“Aye a beebee.”
He had pulled himself onto the couch, unassisted, and sprawled out on the quilt that is ALWAYS spread on the couch. He smiled, tickled at his own little game.
“You’ll always be my baby, bud,” I say from across the room.
“Momma, EAT,” he says, poking his mouth furiously. “Eat EAT eat!”
“Alright, bud,” I say, rising from the couch. “What are you hungry for?”
“Jeh-yoh,” he answered, and pulled it from the refrigerator once it was opened for him.
“How was your day?” I ask as we walk to the car from daycare.
“Gud,” he answers, too busy with waving buh-buh to everyone as we passed.
“I’m so glad!” I struggle to lift him into the car. He’s so stout, a little mass of hulk babyness with blue eyes and dimples. “Let’s go home and feed Little Dog.”
“No,” he said, shaking his head as I weave his arms through the seat belt of his carseat. “See PaPa and Nonna?”
“No, buddy,” I say as I slide into my own seat. “We’re going to our house.”
“No, honey. Not Aunt Jenni. HOME. Our house. Someone has to feed Little Dog! Won’t you help me feed Little Dog?”

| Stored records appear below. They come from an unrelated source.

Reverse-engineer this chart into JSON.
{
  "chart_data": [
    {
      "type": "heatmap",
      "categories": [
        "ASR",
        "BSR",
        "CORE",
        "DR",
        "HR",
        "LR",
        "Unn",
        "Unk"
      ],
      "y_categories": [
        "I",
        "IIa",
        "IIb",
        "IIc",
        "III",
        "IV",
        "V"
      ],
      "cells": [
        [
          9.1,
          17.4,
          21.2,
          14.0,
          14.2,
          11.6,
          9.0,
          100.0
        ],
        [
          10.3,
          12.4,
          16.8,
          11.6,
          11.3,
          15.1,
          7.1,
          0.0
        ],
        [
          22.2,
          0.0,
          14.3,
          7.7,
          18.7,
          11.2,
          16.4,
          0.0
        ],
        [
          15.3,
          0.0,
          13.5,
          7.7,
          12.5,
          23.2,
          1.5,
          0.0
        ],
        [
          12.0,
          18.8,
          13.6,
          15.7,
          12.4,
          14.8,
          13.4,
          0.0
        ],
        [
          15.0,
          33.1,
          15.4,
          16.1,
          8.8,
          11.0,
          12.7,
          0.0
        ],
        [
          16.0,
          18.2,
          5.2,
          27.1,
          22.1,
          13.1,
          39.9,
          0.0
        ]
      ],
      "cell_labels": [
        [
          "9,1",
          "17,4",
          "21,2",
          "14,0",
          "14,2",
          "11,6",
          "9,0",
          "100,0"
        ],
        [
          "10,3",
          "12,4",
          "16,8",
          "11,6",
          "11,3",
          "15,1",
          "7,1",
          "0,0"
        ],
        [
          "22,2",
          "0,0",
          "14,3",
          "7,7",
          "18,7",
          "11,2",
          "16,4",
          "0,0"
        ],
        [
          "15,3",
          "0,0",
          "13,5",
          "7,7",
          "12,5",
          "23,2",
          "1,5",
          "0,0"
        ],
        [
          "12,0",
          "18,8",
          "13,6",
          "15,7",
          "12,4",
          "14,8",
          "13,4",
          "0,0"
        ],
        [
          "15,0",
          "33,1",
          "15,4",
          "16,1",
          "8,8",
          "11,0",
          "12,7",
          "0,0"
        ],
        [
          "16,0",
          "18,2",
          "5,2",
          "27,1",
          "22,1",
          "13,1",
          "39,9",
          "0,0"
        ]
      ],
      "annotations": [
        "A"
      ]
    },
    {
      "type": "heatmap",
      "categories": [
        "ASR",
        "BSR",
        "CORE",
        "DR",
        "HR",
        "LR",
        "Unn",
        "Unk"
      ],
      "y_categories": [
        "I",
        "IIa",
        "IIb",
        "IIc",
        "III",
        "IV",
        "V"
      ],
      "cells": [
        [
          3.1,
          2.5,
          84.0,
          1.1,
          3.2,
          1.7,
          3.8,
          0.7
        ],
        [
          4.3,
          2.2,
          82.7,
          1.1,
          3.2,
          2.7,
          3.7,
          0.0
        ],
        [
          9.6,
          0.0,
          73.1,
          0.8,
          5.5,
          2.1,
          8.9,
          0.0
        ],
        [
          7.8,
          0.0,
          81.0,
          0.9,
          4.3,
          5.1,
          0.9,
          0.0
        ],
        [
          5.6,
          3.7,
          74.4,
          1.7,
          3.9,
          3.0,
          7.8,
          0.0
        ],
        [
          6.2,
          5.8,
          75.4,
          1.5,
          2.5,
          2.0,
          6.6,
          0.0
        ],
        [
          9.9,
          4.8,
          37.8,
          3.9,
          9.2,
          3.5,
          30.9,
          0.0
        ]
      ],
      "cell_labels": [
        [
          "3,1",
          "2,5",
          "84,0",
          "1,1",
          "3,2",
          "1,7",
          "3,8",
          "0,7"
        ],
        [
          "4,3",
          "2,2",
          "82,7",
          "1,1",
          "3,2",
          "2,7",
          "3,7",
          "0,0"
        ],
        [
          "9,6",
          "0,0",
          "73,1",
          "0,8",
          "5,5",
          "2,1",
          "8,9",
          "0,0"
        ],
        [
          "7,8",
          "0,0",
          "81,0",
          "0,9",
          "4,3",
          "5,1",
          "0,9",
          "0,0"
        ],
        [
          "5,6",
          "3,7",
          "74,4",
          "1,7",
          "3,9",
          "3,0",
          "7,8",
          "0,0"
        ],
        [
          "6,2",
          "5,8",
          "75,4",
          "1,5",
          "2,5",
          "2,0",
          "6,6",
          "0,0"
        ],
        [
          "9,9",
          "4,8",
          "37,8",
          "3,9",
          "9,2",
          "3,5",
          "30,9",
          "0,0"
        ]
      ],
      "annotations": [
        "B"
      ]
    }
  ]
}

“Damnit, woman, I have just spent my entire day in a room with five other two year old boys and I’m damn tired of being treated like my opinions, wants, and needs are superfluous to whatever YOU have deemed a necessary itinerary for the evening! Now why don’t you shut the hell up and turn this damn piece of shit car around and head to FREAKING PAPA AND NONNA’S HOUSE BEFORE I BUST A CAP IN YO ASS!”
“What, buddy?” I say as we sit at the stoplight. “Can you help me feed Little Dog?”
He sighs. “Yah.”
One day we’ll speak the same language.